The biggest difference between the two units is the upgradability of the FL 210. Every upgrade that comes out from here on out is only a software upgrade and no need to buy any more hardware or a new unit. You pay a small fee and get the new feature instead of buying a whole new device and spending thousands extra in the long run. That is what I did when I upgraded to the HITS, the Satellite imagery, and even the solid state hard drive. All small fees and yet I still have the same hardware.

Another huge difference in the units is the price of all the subscription services. You could easily spend a thousand dollars a year on all of the different services that Garmin has to offer. This is where these companies really make their money off of us in the long run and of course when you have to go out and buy new units every couple of years on top of that. It really makes me mad with the Garmin units, the approach plates disappear off the unit after they have been outdated for ten weeks. This is not so with the 210. In a pinch I would take any old chart in an emergency or at least let that be the pilots responsibility to make that decision. The FL 210 yearly fees are only $199 for all map Software Updates, Database & Approach Charts and $99 for High & Low Enroute Charts, VFR Sectional Charts and Terminal Charts.That sounds like a deal to me! When you fly an approach it even lists the segment on the map with the min altitude and all the information without even switching over to the plate view. If you are flying the boxes on the HITS and the Synthetic Vision then that is all you really need and it has been accurate for me all the way to the ground just like shooting an LPV approach. Nice!

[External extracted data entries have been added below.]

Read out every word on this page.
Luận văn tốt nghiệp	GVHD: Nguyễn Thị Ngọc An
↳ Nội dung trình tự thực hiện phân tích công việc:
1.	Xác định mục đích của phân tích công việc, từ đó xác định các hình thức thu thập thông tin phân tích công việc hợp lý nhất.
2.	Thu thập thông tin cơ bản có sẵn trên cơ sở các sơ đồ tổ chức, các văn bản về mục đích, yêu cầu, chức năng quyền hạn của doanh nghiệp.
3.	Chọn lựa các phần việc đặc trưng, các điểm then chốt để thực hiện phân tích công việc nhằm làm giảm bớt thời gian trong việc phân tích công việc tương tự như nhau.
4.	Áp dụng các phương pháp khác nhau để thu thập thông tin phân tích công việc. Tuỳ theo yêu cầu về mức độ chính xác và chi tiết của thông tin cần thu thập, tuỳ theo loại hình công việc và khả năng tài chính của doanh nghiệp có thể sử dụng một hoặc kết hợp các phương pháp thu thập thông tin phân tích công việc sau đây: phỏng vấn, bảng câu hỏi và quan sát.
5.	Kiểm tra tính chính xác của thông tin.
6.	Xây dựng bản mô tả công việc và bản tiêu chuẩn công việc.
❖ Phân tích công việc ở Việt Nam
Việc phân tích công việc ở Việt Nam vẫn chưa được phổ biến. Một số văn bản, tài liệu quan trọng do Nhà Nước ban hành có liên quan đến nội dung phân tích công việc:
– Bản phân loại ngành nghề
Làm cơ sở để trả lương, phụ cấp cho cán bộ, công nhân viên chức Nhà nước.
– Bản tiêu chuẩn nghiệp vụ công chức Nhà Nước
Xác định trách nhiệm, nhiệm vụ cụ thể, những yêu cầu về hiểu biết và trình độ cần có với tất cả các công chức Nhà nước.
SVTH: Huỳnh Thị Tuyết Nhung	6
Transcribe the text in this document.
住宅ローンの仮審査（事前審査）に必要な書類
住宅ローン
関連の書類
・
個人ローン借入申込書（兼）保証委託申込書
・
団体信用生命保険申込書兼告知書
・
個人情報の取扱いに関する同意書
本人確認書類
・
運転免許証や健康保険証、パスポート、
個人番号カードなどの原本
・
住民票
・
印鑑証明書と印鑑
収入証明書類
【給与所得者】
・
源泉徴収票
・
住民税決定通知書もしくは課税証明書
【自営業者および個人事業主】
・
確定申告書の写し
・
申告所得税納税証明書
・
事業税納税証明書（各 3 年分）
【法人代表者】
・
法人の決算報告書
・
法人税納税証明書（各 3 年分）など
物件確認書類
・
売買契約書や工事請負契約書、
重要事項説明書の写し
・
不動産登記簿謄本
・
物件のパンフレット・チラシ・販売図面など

The weather on the 210 I believe is a little better on the display than on the 696. At least it is for the animation mode when you want to see the weather tracking across the screen.

Yes it is a Windows 2000 based software that powers the FL 210 but it is dedicated to running the True Flight software only. No Face Booking or Twittering going on in the background there and nothing for it to conflict with. All the benefits of software upgradability without all the hassles.

As Jayson indicated, flying at night with Goggle Earth gives you a clear image of the earth around you is very comforting if you have to put the airplane on the ground. The only issue is if farmer has built a barn in that open field since the Goggle image was taken."